Poverty - America's Other Epidemic
After his ill mother died, East Cleveland resident Albert Pickett returned to his childhood home. She was behind on water bills, so her debt became his. He couldn’t afford the deposit needed for a repayment plan. The water was turned off. A lien was placed on the house, then a foreclosure notice.
Pickett is one of over 38 million Americans who live in poverty. Millions more are one medical emergency or job loss away. In 2019, the United States, with nearly 30 percent of the world’s total wealth, had the fourth highest poverty rate of all forty Organization for Economic Cooperation and Development (OECD) countries. According to the Census Bureau, 16 million children live in poverty; 26 million are eligible for free/reduced price school lunches. Pickett is African American, yet poverty is an equal opportunity disease.

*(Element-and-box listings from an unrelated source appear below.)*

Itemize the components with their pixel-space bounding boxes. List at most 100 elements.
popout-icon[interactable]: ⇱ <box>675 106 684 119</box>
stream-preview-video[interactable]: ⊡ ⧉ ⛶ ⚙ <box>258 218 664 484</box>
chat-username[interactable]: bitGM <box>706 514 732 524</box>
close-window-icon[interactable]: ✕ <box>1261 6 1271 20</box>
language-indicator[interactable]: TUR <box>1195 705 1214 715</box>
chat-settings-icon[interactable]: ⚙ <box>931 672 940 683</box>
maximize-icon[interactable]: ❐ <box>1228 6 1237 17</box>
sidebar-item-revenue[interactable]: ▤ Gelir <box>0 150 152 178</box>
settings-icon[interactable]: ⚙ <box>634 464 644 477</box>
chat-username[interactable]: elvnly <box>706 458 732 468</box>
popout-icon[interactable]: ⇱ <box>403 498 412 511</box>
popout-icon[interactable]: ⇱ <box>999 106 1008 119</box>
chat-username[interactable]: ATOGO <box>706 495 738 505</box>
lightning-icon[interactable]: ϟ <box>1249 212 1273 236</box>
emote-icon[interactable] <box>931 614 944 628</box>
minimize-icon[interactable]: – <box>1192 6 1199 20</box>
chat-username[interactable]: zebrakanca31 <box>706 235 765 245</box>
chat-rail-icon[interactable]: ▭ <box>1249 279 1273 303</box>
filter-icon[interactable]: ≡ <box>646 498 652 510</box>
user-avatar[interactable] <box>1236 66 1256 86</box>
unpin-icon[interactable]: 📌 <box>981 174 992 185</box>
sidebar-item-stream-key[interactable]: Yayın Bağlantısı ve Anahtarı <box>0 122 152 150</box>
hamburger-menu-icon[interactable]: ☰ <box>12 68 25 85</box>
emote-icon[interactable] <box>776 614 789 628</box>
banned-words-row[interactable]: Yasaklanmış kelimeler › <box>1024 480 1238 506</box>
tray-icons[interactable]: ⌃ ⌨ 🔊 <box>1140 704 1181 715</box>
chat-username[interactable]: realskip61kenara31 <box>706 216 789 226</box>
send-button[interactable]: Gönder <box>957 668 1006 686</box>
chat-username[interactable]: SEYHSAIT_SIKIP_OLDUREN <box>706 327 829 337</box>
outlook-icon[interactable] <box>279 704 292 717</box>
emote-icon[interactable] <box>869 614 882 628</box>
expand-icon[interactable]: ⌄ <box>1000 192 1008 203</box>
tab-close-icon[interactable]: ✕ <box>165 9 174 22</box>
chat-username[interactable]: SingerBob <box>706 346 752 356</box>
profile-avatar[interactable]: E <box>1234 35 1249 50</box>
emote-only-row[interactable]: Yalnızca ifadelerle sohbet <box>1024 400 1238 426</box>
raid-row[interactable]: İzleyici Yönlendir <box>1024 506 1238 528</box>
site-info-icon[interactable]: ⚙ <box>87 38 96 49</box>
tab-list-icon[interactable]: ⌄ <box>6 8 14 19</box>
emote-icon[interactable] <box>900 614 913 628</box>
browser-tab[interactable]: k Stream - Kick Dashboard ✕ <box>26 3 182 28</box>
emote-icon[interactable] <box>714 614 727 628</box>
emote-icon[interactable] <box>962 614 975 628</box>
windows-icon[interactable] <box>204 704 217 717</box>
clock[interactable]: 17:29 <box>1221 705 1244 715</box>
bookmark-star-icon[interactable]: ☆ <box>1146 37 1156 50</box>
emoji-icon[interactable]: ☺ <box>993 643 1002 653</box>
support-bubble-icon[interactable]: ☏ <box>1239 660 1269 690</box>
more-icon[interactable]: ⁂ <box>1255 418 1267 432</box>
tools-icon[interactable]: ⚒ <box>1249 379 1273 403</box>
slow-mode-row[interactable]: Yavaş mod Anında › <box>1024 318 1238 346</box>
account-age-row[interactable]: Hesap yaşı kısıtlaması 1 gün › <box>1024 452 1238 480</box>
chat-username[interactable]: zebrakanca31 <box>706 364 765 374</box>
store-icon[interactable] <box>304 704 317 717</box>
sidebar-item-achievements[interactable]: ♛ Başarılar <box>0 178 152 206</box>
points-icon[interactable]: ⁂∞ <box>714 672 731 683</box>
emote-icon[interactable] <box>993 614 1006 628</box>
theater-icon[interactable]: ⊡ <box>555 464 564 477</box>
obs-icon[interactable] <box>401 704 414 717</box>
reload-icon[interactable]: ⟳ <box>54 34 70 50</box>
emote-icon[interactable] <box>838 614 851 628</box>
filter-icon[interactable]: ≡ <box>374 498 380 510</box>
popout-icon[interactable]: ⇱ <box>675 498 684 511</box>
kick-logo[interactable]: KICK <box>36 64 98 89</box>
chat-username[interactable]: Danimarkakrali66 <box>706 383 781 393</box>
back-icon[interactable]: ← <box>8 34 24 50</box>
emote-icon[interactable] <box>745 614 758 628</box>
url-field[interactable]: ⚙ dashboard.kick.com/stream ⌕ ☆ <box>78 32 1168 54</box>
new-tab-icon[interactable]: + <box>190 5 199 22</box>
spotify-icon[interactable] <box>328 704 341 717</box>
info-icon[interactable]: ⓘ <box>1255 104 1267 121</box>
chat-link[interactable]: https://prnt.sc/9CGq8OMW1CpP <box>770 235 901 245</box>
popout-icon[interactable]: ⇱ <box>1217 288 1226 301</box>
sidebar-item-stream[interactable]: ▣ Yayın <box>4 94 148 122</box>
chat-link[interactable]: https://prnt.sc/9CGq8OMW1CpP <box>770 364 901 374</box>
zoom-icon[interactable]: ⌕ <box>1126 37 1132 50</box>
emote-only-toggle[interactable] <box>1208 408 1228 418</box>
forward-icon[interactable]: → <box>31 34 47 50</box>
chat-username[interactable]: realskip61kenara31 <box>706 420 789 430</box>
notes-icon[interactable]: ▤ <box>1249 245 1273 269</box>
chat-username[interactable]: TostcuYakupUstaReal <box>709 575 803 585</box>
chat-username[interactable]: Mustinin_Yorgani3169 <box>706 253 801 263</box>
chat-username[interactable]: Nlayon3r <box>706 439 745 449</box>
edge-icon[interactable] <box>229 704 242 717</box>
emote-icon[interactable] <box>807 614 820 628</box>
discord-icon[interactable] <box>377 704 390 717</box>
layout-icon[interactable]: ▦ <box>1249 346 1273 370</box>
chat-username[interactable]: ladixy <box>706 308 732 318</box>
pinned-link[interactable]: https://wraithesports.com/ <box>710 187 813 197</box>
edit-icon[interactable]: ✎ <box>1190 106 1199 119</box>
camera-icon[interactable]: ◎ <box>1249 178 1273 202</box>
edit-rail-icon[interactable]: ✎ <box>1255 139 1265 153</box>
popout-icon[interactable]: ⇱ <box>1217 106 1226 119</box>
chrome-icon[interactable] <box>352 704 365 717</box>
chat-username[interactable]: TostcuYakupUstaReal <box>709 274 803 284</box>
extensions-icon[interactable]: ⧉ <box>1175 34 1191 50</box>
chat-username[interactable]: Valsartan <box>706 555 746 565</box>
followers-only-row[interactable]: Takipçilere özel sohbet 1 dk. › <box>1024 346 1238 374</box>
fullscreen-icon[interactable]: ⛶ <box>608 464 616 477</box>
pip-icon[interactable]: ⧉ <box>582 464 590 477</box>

In Navajo Nation, an elderly man with Parkinson’s could not walk fast enough to make it to his outhouse, so he took anti-diarrheal medication to slow things down. He ended up hospitalized for severe stomach cramps.
Nearly 30 percent of Native Americans and roughly a quarter of all Hispanics and African Americans fall below the federal poverty line. Half of Americans in poverty are white.
Debbie Millard, who is white, earns $44,000 working for a local manufacturer. Her household includes elderly parents, a daughter, the daughter's two children and two other grandchildren. Statistically above the federal poverty line, she is poor nonetheless.
Despite a popular misconception, 40 percent of the poor work full-time; only 6.4 percent do not work at all. Having a job doesn’t necessarily provide financial security. Forty percent of American households have incomes below $50,000 – in a country that has nearly 15 million millionaires. The United States has the seventh largest wealth gap among OECD countries.
Jean Wickham’s minivan parked in line for food bank donations in Egg Harbor, NJ in late April. She’d worked all her life, until COVID19 hit, essentially eliminating the family’s income. “I’m just afraid I’m going to lose my house,” she said.
COVID19 has exposed how close to poverty even many in the middle class are, which was true before the pandemic. Twenty-eight percent of Americans have nothing saved for an emergency and only 40 percent can pay an emergency bill of $1,000. With age, financial insecurity often grows. Twenty-one percent of Americans have no retirement savings; another 10 percent have less than $5,000.
Susan Finley was fired after a decade at Walmart. She had taken one more day of sick leave than allowed, recovering from pneumonia. Losing her job meant losing health insurance. She died three months later after failing to seek medical care. She was using the little money she had to avoid eviction.
In 2018, 27.5 million Americans lacked health insurance. Estimates indicate COVID layoffs have added another 5.4 million. In a 2019 poll, 25 percent of Americans said they or a family member delayed medical treatment for a serious illness because they couldn’t afford it. The medical problems linked to poverty became more visible with COVID19. The hospitalization rate for non-Hispanic American Indian, Alaska Native, and black Americans is about five times that of non-Hispanic whites. For Hispanic or Latino persons, it is about four times higher. African Americans account for 23 percent of COVID deaths; they are only 13.4 percent of the population. Being poor often also means lacking access to good nutrition, living in unsafe conditions, and/or working in low-wage, sometimes crowded workplaces – and the poor can’t afford to shelter at home.
Anger at economic injustice is widespread. It exists on the political right and left. Occupy Wall Street railed against concentrated wealth in the top one percent. Donald Trump’s 2016 campaign argued the Left ignored the lack of jobs for rural and Rust Belt Americans. Bernie Sanders and Elizabeth Warren charge the Right with destroying the middle class by favoring the wealthy. When voters in red-state Oklahomans approved a referendum expanding Medicaid, against their state’s Republican leadership, they sent a message. When Black Lives Matter protesters demand economic justice as well as police reform, they send a message. When Americans object to cuts in Medicare, Medicaid, and Social Security and demand access to medical care at affordable cost, they want economic justice too.
Poverty impacts the well-off too as their success requires Americans who can afford to buy their products and services. Poverty also fosters social divides. Over 40 percent of Americans pay no federal income tax mostly because they don’t earn enough, a situation that weakens their civic responsibility as it sometimes enrages those who do pay taxes. Generational poverty and the threat of being plunged into poverty breed distrust in democracy and often each other.
It would be nice if change came from the top. But the poor and near-poor must not count on it. If they want economic justice, they must vote in much greater numbers. Tax cuts, stimulus payments, and insufficiently funded programs are not enough. Nor is philanthropy. These ameliorate but do not fix structural features that prevent widespread upward mobility. Efforts to turn segments of the poor or near-poor against each other through stoking racial animosity or fears of violence mask the shared poverty problem. Government leaders must act not because they fear electoral defeat or public protests but because it is morally right under a Constitution that promises to “secure the blessings of liberty.”